Other executives say they learned the hard way. Going through a divorce helped Choice Hotels International Inc. CEO Steve Joyce, 56, realize that he needed to better incorporate his family with his work and travel schedule. He now takes his girlfriend and children along on work trips and carves out time for himself too—whether it is a daytime workout or a museum visit while traveling for business.
“It is critical for the CEO to set the tone,” he said. “If he doesn’t, there’s a secret kind of code, ‘if you take vacation, you’re not as serious an executive.’ ”

Indeed, and the fact that some CEOs and other high-ranking executives (who "know that they must tout flexible work policies and preach balance to attract young hires") are setting a healthy work/life balance tone at the top is one of the great developments happening in the workplace today.

A prominent example of this is Facebook CEO Mark Zuckerberg, who recently took a two-month leave after his daughter was born.
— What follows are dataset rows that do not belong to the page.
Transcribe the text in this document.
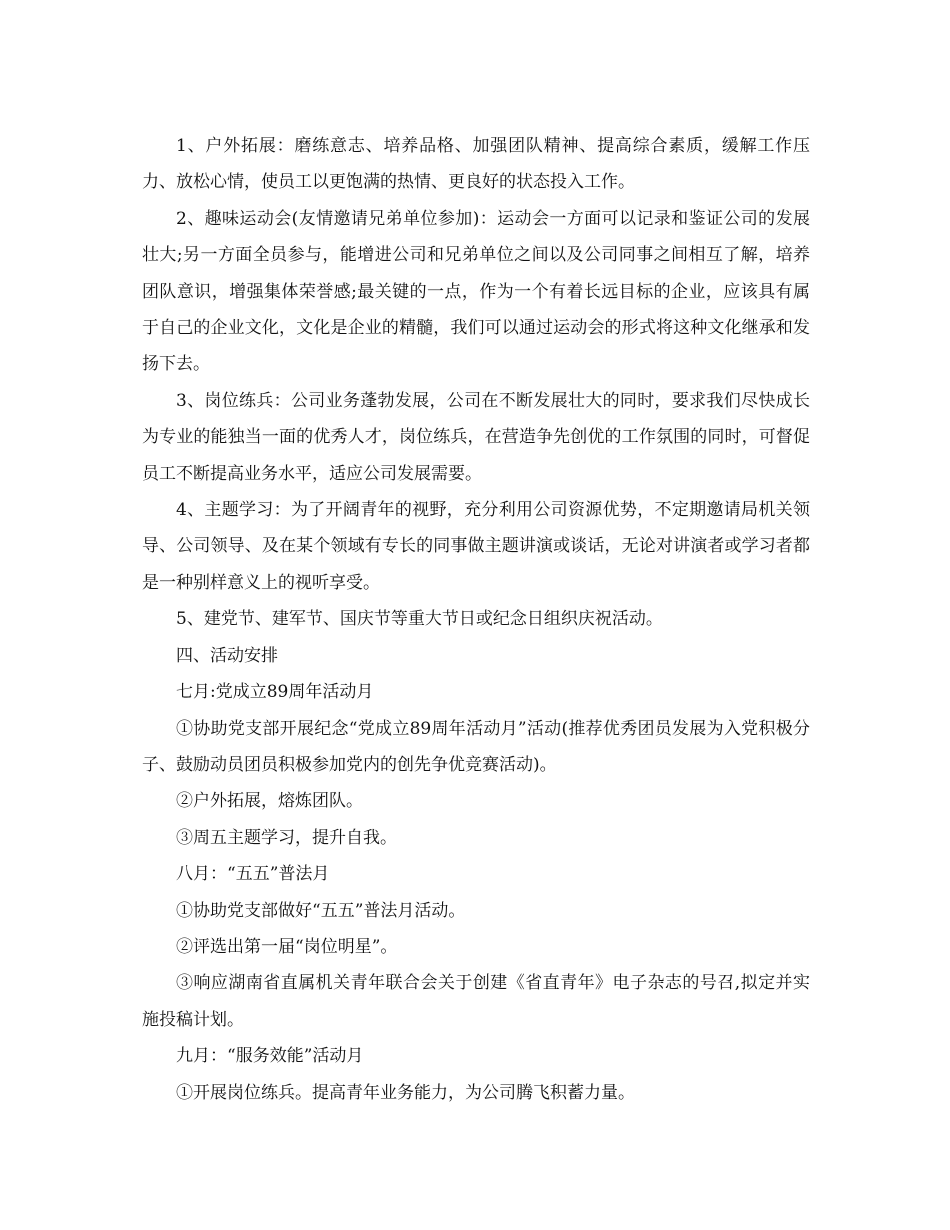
1、户外拓展：磨练意志、培养品格、加强团队精神、提高综合素质，缓解工作压力、放松心情，使员工以更饱满的热情、更良好的状态投入工作。

2、趣味运动会(友情邀请兄弟单位参加)：运动会一方面可以记录和鉴证公司的发展壮大;另一方面全员参与，能增进公司和兄弟单位之间以及公司同事之间相互了解，培养团队意识，增强集体荣誉感;最关键的一点，作为一个有着长远目标的企业，应该具有属于自己的企业文化，文化是企业的精髓，我们可以通过运动会的形式将这种文化继承和发扬下去。

3、岗位练兵：公司业务蓬勃发展，公司在不断发展壮大的同时，要求我们尽快成长为专业的能独当一面的优秀人才，岗位练兵，在营造争先创优的工作氛围的同时，可督促员工不断提高业务水平，适应公司发展需要。

4、主题学习：为了开阔青年的视野，充分利用公司资源优势，不定期邀请局机关领导、公司领导、及在某个领域有专长的同事做主题讲演或谈话，无论对讲演者或学习者都是一种别样意义上的视听享受。

5、建党节、建军节、国庆节等重大节日或纪念日组织庆祝活动。

四、活动安排

七月:党成立89周年活动月

①协助党支部开展纪念“党成立89周年活动月”活动(推荐优秀团员发展为入党积极分子、鼓励动员团员积极参加党内的创先争优竞赛活动)。

②户外拓展，熔炼团队。

③周五主题学习，提升自我。

八月：“五五”普法月

①协助党支部做好“五五”普法月活动。

②评选出第一届“岗位明星”。

③响应湖南省直属机关青年联合会关于创建《省直青年》电子杂志的号召,拟定并实施投稿计划。

九月：“服务效能”活动月

①开展岗位练兵。提高青年业务能力，为公司腾飞积蓄力量。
Officially, Facebook has a very generous four-month paid-leave policy for new mothers and fathers.

Another CEO walking the work/life balance talk is Kayak Software CEO Steve Hafner, who drives his 11-year-old daughter to school everyday and at the beginning of each semester "fills a Google calendar with important events from his three eldest daughters’ schedules—including recitals, vacations and lacrosse games—and plans his work travel around those commitments." Hafner says he loves his job and loves his company but admits, "It’s not the be-all end-all for me … Work-life balance is working as little as you can to get the important stuff done and then taking all the other time and putting it against your family or your interests.”
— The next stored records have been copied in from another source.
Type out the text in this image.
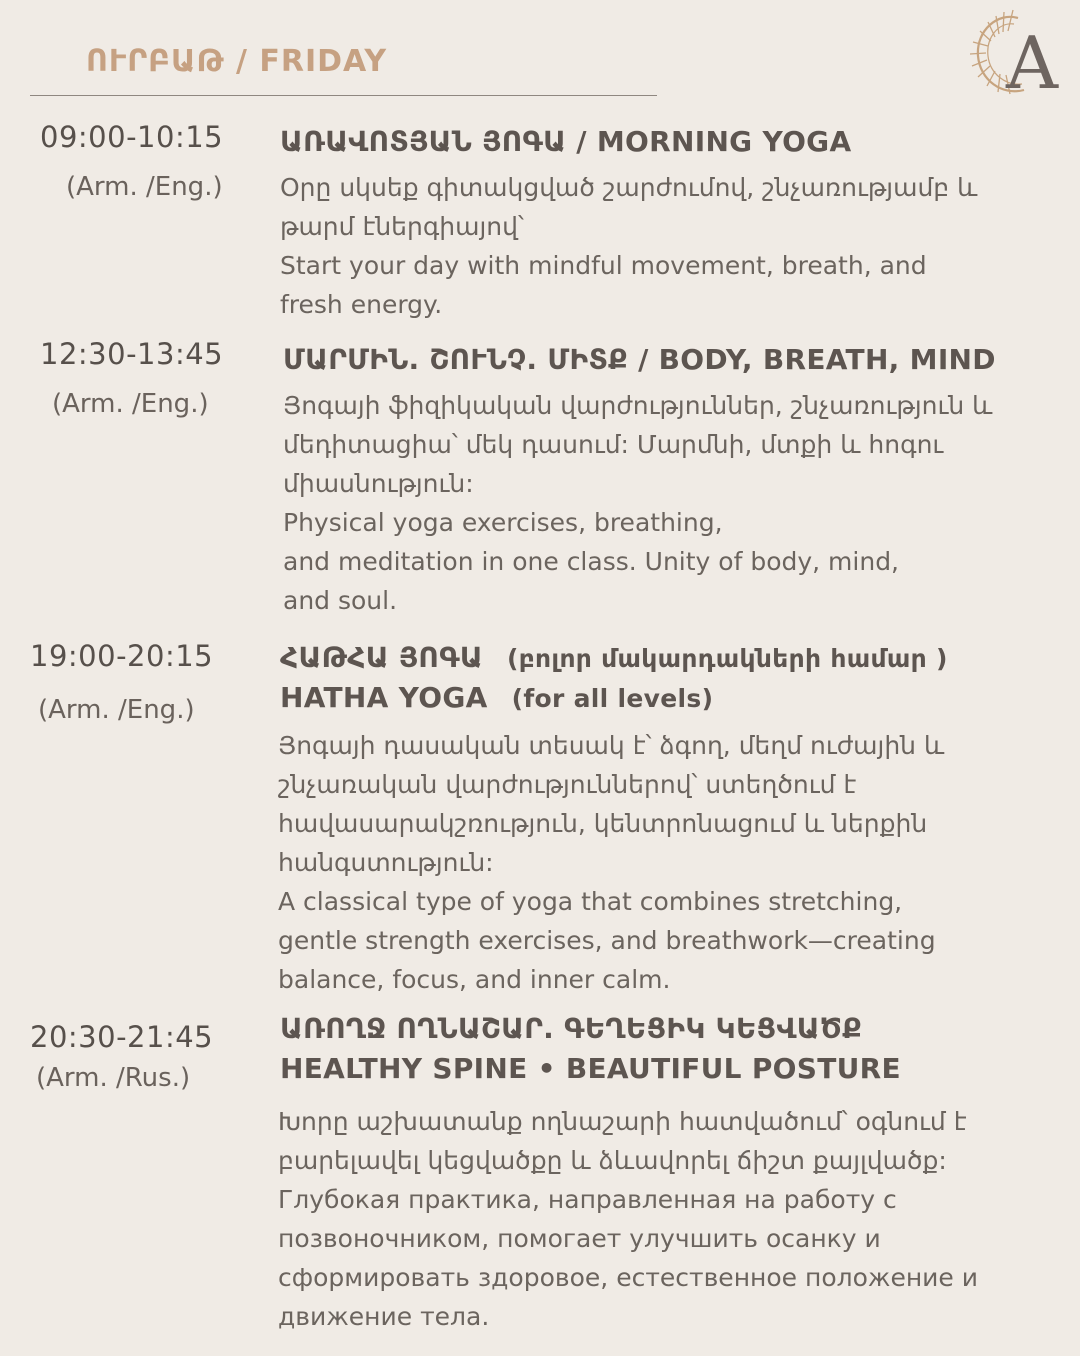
ՈՒՐԲԱԹ / FRIDAY	A
09:00-10:15
(Arm. /Eng.)
ԱՌԱՎՈՏՅԱՆ ՅՈԳԱ / MORNING YOGA
Օրը սկսեք գիտակցված շարժումով, շնչառությամբ և
թարմ էներգիայով՝
Start your day with mindful movement, breath, and
fresh energy.
12:30-13:45
(Arm. /Eng.)
ՄԱՐՄԻՆ. ՇՈՒՆՉ. ՄԻՏՔ / BODY, BREATH, MIND
Յոգայի ֆիզիկական վարժություններ, շնչառություն և
մեդիտացիա՝ մեկ դասում: Մարմնի, մտքի և հոգու
միասնություն:
Physical yoga exercises, breathing,
and meditation in one class. Unity of body, mind,
and soul.
19:00-20:15
(Arm. /Eng.)
ՀԱԹՀԱ ՅՈԳԱ (բոլոր մակարդակների համար )
HATHA YOGA (for all levels)
Յոգայի դասական տեսակ է՝ ձգող, մեղմ ուժային և
շնչառական վարժություններով՝ ստեղծում է
հավասարակշռություն, կենտրոնացում և ներքին
հանգստություն:
A classical type of yoga that combines stretching,
gentle strength exercises, and breathwork—creating
balance, focus, and inner calm.
20:30-21:45
(Arm. /Rus.)
ԱՌՈՂՋ ՈՂՆԱՇԱՐ. ԳԵՂԵՑԻԿ ԿԵՑՎԱԾՔ
HEALTHY SPINE • BEAUTIFUL POSTURE
Խորը աշխատանք ողնաշարի հատվածում՝ օգնում է
բարելավել կեցվածքը և ձևավորել ճիշտ քայլվածք:
Глубокая практика, направленная на работу с
позвоночником, помогает улучшить осанку и
сформировать здоровое, естественное положение и
движение тела.
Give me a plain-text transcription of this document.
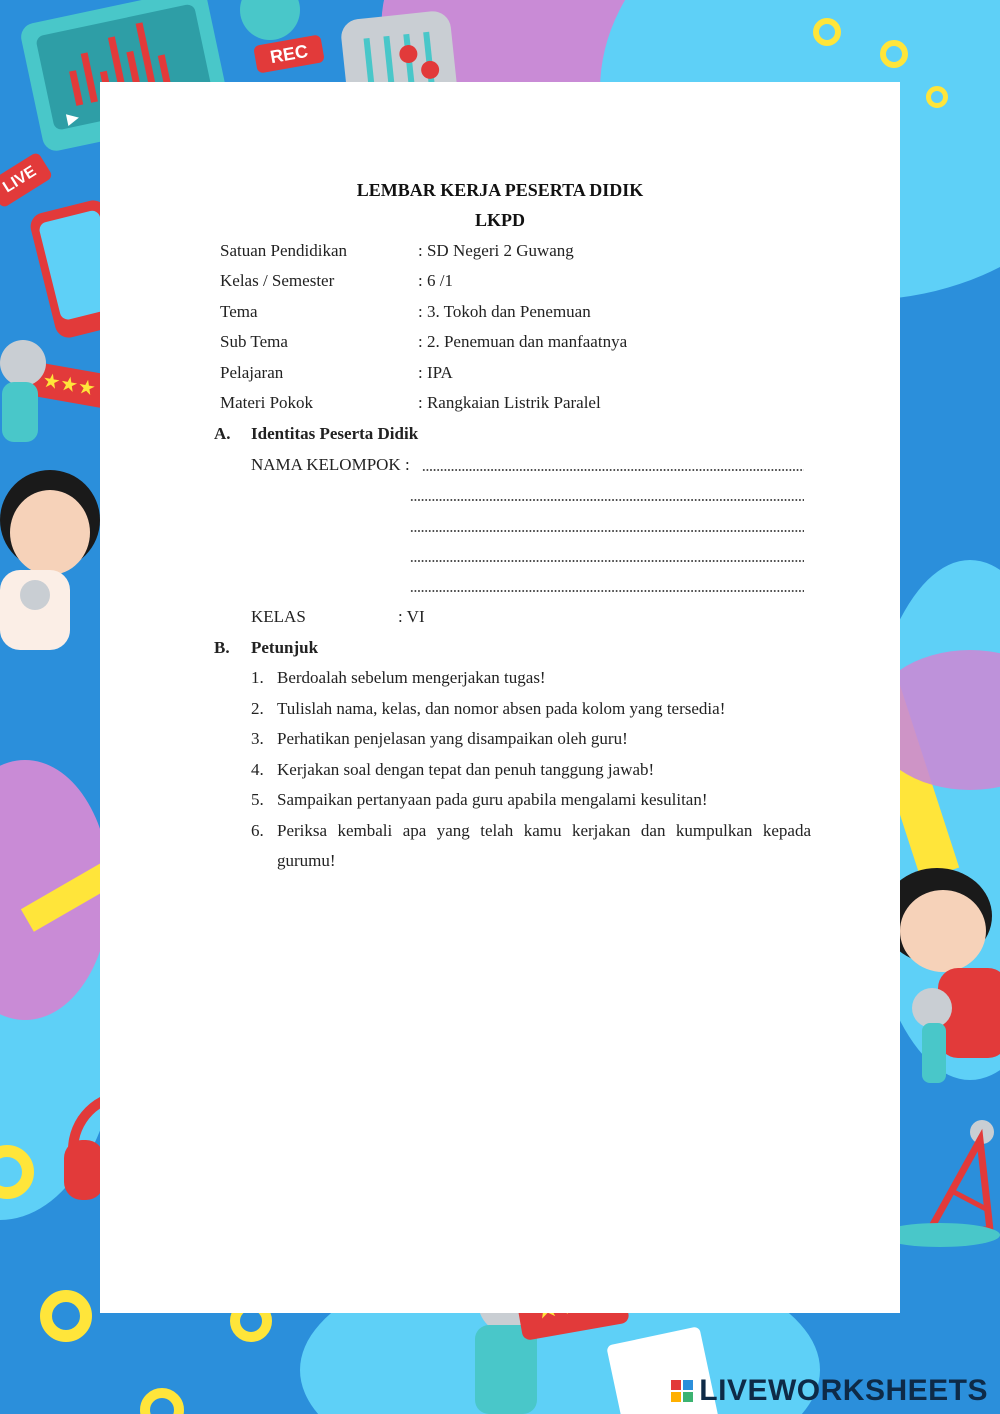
REC
LIVE
★★★
LEMBAR KERJA PESERTA DIDIK
LKPD
Satuan Pendidikan	: SD Negeri 2 Guwang
Kelas / Semester	: 6 /1
Tema	: 3. Tokoh dan Penemuan
Sub Tema	: 2. Penemuan dan manfaatnya
Pelajaran	: IPA
Materi Pokok	: Rangkaian Listrik Paralel
A. Identitas Peserta Didik
NAMA KELOMPOK :
KELAS	: VI
B. Petunjuk
1. Berdoalah sebelum mengerjakan tugas!
2. Tulislah nama, kelas, dan nomor absen pada kolom yang tersedia!
3. Perhatikan penjelasan yang disampaikan oleh guru!
4. Kerjakan soal dengan tepat dan penuh tanggung jawab!
5. Sampaikan pertanyaan pada guru apabila mengalami kesulitan!
6. Periksa kembali apa yang telah kamu kerjakan dan kumpulkan kepada
gurumu!
LIVEWORKSHEETS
Which is one of the better definitions of work/life balance I've come across in recent years.

All that said, maintaining a healthy work/life balance inside or outside the C-Suite can be challenging. And to that end, one executive has created a point system to help.
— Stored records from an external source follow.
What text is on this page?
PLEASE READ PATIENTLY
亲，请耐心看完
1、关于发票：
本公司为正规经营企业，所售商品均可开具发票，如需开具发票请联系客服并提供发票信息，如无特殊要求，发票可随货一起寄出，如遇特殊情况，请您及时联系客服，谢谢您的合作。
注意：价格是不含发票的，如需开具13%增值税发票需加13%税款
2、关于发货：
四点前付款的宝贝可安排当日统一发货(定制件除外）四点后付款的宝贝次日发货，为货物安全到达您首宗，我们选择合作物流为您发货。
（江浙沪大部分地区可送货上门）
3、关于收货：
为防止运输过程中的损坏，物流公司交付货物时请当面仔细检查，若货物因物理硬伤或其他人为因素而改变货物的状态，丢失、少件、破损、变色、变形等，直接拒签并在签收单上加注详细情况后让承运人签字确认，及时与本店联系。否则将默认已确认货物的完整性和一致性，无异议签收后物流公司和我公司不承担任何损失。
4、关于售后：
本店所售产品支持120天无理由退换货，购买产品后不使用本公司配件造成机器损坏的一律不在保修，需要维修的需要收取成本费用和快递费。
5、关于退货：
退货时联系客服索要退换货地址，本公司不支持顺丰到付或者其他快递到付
VMware Inc. chief Pat Gelsinger said he has built “trip wires” into his life to ensure he is not overworking. He designed a chart, maintained by his secretary, that tallies points based on how much time he spends with family. Arriving home by 6:15 p.m. earns a point, for example, while getting home by 5 p.m. earns two.

I can't say I recommend going this route (sounds a bit more like playing the board game of Life rather than living it), but I do recommend setting a schedule for yourself if there are things outside of work, family or otherwise, that you deem to be very important. And when you set that schedule, make sure that it works for your managers and/or coworkers, and that you're able to maintain all of your work commitments within that schedule. That is, make sure you can get your job done, and done well.

And, lastly, make sure to keep to the golden rule of work/life balance: that you treat others' schedules, of those you manage and those you work alongside, as you'd like them to treat yours.